We take the tickets we had bought in advance and go to Pacha Ibiza, and it was Subliminal Sessions with Erick Morillo. I can remember it to this day, because we take our credit card to the bar, open a tab, get a few drinks and walk away, and a couple hours later we come back and they can’t find our credit card. Someone had taken our credit card offsite and went shopping in Ibiza, and we come back at the end of the night and the credit card is gone.

Shit.
We had a small tab, but a big enough tab where they’re also not apologizing that my credit card is gone. I had just graduated from college; this is my only credit card. And I think I had been up for too many days, but I start crying—and I’m not a crier. I’m a fucking tough girl, but I start crying at the lobby bar between the terrace and the DJ booth. The waitress is talking to me in Spanish, and my Spanish isn’t great but I’m trying, and I’m like, “We’re not trying to walk away from our tab, you lost our credit card. I don’t know if I have that amount of money in cash or any other place. Give me a second to go an ATM,” but they’re not going to let me go to an ATM. And I’m losing it, and I want to go.

That sounds terrible. What happened next?
Erick Morillo comes rolling out of the booth and is like, “What is going on?” I turned to him, and my New Yorker accent comes out a little bit, and I’m like, “I don’t know what happened. They lost my credit card, and now they’re screaming at me in Spanish.”

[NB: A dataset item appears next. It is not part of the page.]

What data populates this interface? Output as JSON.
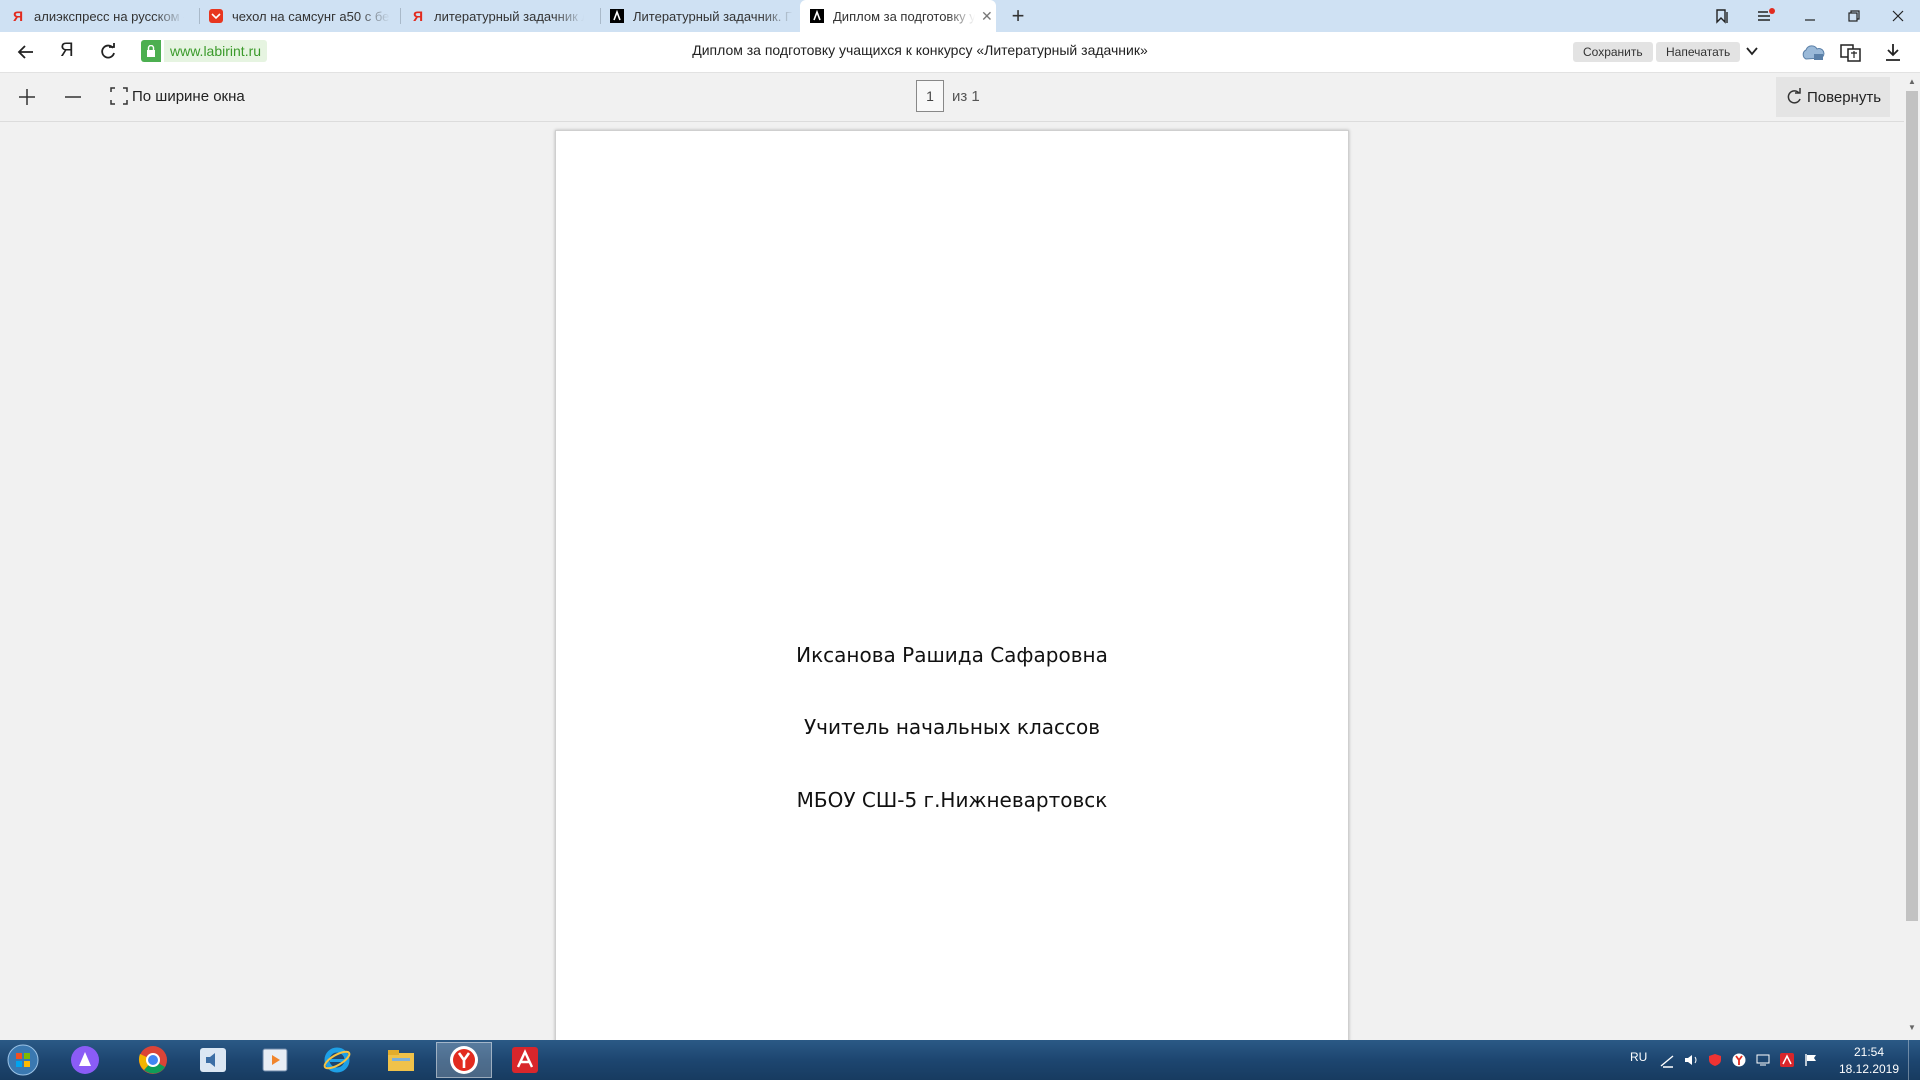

This is in 2001, so he’s officially the king of Ibiza, and he waves his giant arm and he’s like, “Calm down. Do we know each other? Are you from New York?” He calms me down. My boyfriend is like, “They lost her card, and we can’t pay for this.” And Erick takes care of the tab, introduces us to people, takes us around, buys us drinks and takes care of us. And we have one of those moments when another American reminds me that there is a bit of an expatriate thing going on in the community. He literally saved our vacation.

That’s incredible.
What is awesome about this moment for me is that about a year later, Erick Morillo is looking for [representation], and my husband convinces me that we need to take the full run of Erick Morillo. So he becomes our first big client when we’re publicists. Then four or five years later, my husband and I get engaged in that same party, on the same Wednesday… by the DJ booth by Erick Morillo in Ibiza. Then two years ago, on the same Wednesday at Pacha, I throw [Guy Gerber’s party], Wisdom of the Glove.

What does that particular memory mean to you, in the larger context of your career?
The Europeans at the time couldn’t give a crap if they stole my credit card; I was just a little dumb American kid—who cares about my market or me. But I really think people like myself— Nicolas Matar, Erick Morillo, Noah and Jason who run Marquee, from 2001 until today—I think the New York City market has become what it is because all of us love dance music that much. There’s a moment where you kind of have this concept that dance music is bigger than you, and that week and that experience was the moment I realized the world was bigger, and that it was something that I wanted to be a part of.